Bitter Nuts, Delicious Oil
The most fascinating thing in my opinion has to do with the species of hickory used to make the oil: the bitternut hickory (Carya cordiformis). Seen by many people as a sort of trash tree, bitternut hickories are related to other species of hickory that make edible nuts. See below for a comparison between shagbark and bitternut hickory nuts.
But, as the name implies, bitternut hickory nuts are bitter and not good to eat. Nature being the incredible thing it is, for whatever reason the tannins in the nuts that make bitternut bitter aren't fat-soluble, meaning that you can press a delicious, healthy, natural oil from the bitter nuts.

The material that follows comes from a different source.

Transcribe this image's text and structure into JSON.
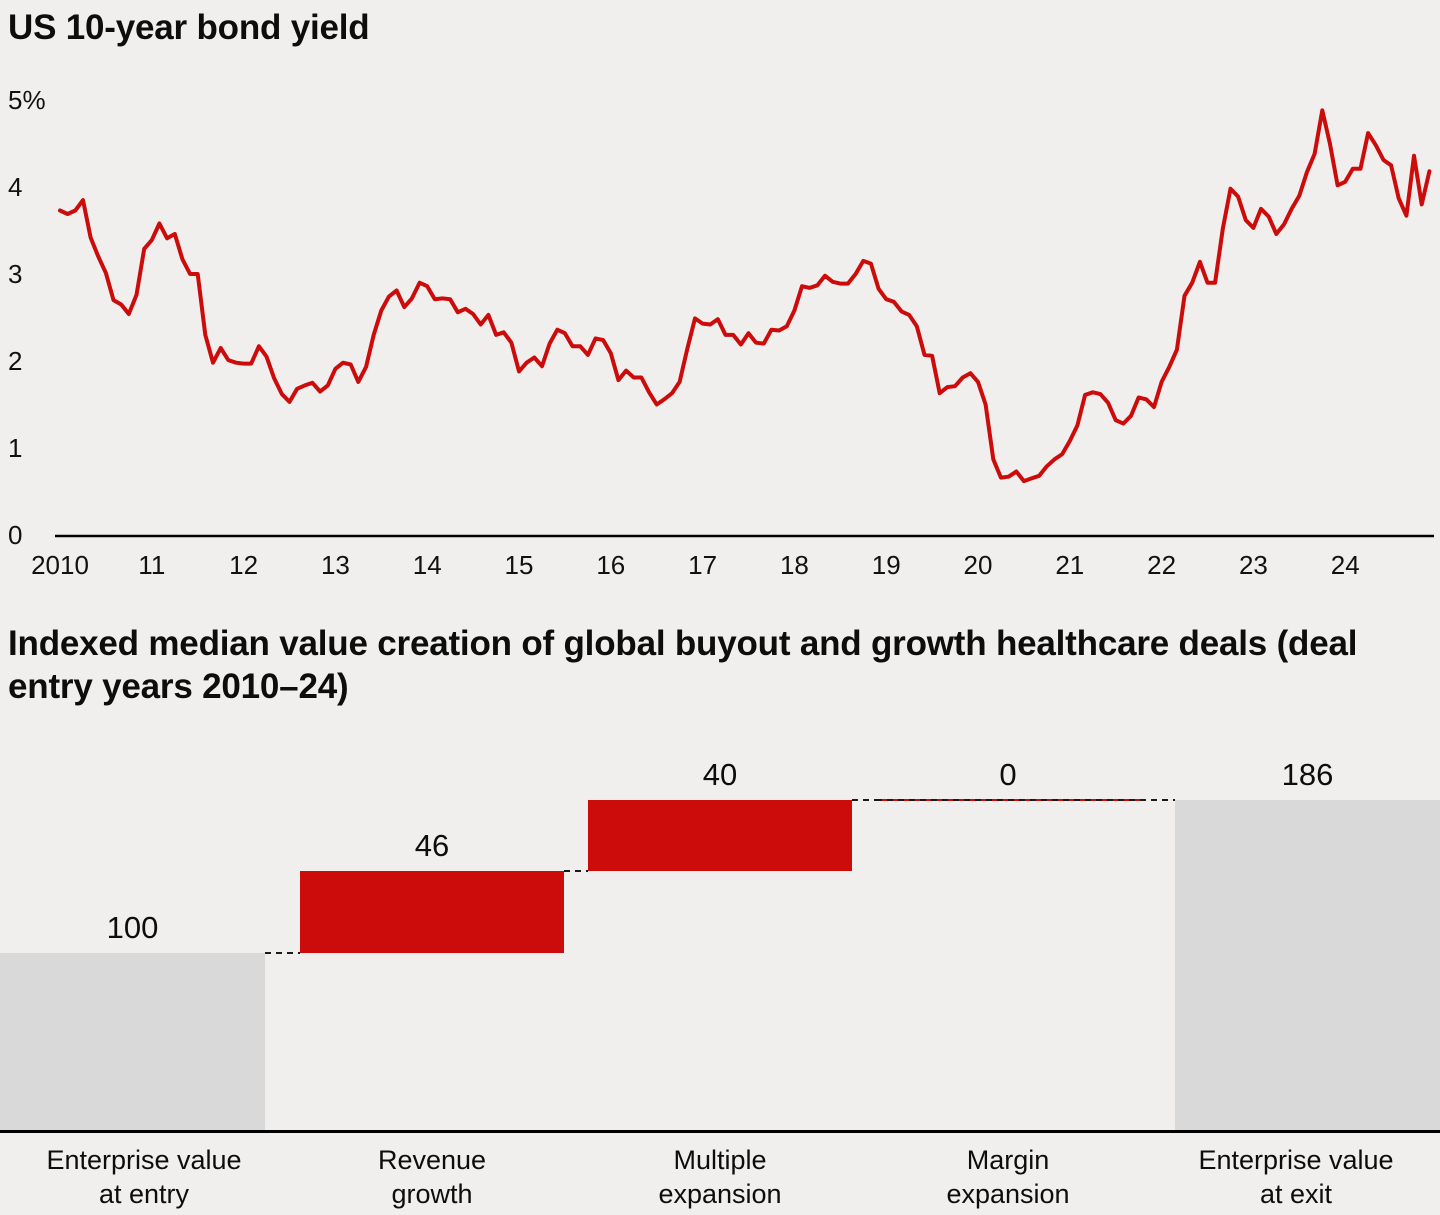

If you read my post on acorn oil, you'll know that the tannins in acorns function similarly, and they can also be pressed for oil, which Forager's Harvest also sells under their label Wildwood Orchard.
A New-Age Forest Crop
Making something useful and delicious from a tree most people regard as nothing special has other potential benefits for the future too, and I've spoken with Sam a few times about it. One thing he's mentioned I find so inspiring is that hickory oil can potentially be an additional cash crop derived from maple sugar bush forests. I, like Sam, would like to imagine a future in which industrious people can tap sugar maples in the spring and collect hickory nuts for oil in the fall. Ramps (wild leeks) can also be managed in maple sugar bush forest for a forest crop trifecta.
When you add wild leeks that love to grow in the same habitat to the equation, the potential economy of the woods can be a carrot for people who might otherwise log their land, or develop it for some other purpose. Simply put, hickory oil can, and should be part of a forest-crop movement that helps us keep maple sugar bush forests the way they are for years to come.
Hickory nut oil is more subtle than something like pecan or walnut oil. When very fresh, it has a mild, delicious taste of pecan/hickory with a buttery finish. As time goes on, the oil will mellow and become more mild.
Hickory oil is more delicate than other oils too. If left at room temperature it will lose flavor its flavor and spoil faster than most other oils I've worked with. For the best flavor and shelf life it must be kept in the fridge or freezer.
Hickory oil is great for all kinds of things and can be used anywhere you'd like a mild-flavored oil.
I add it to salad dressings, but I will also cook with it for low-medium heat applications sometimes as I usually have a quart or two around.
It's expensive and mild-tasting: Why should I buy it?
Some people I've talked to have seemed to gravitate toward saying things like the above. Yes, hickory oil has a mild flavor. Yes it's more expensive than most of the other oils most people will have had.
What it's important to remember here is that you are purchasing an oil that's been pressed from wild nuts, gathered by hand, by a human, then cracked and shelled in a small, family-owned operation. In my opinion the entire foraging world owes Sam Thayer and Forager's Harvest a debt for breathing life back into the tradition of pressing hickories for oil.
Most people will probably have donated to Go Fund Me and Kickstarter at some point in time. Sam has never crowd-funded anything, but I would donate money every month to Forager's Harvest and be happy to receive nothing in return besides the knowledge that I'm contributing just a little bit to an operation and author whose words helped change my life.
Sam's books and products are the type of inspiring, bar-setting examples we need more of in the world. Getting a bottle of oil in the mail after sending them a check is just a bonus.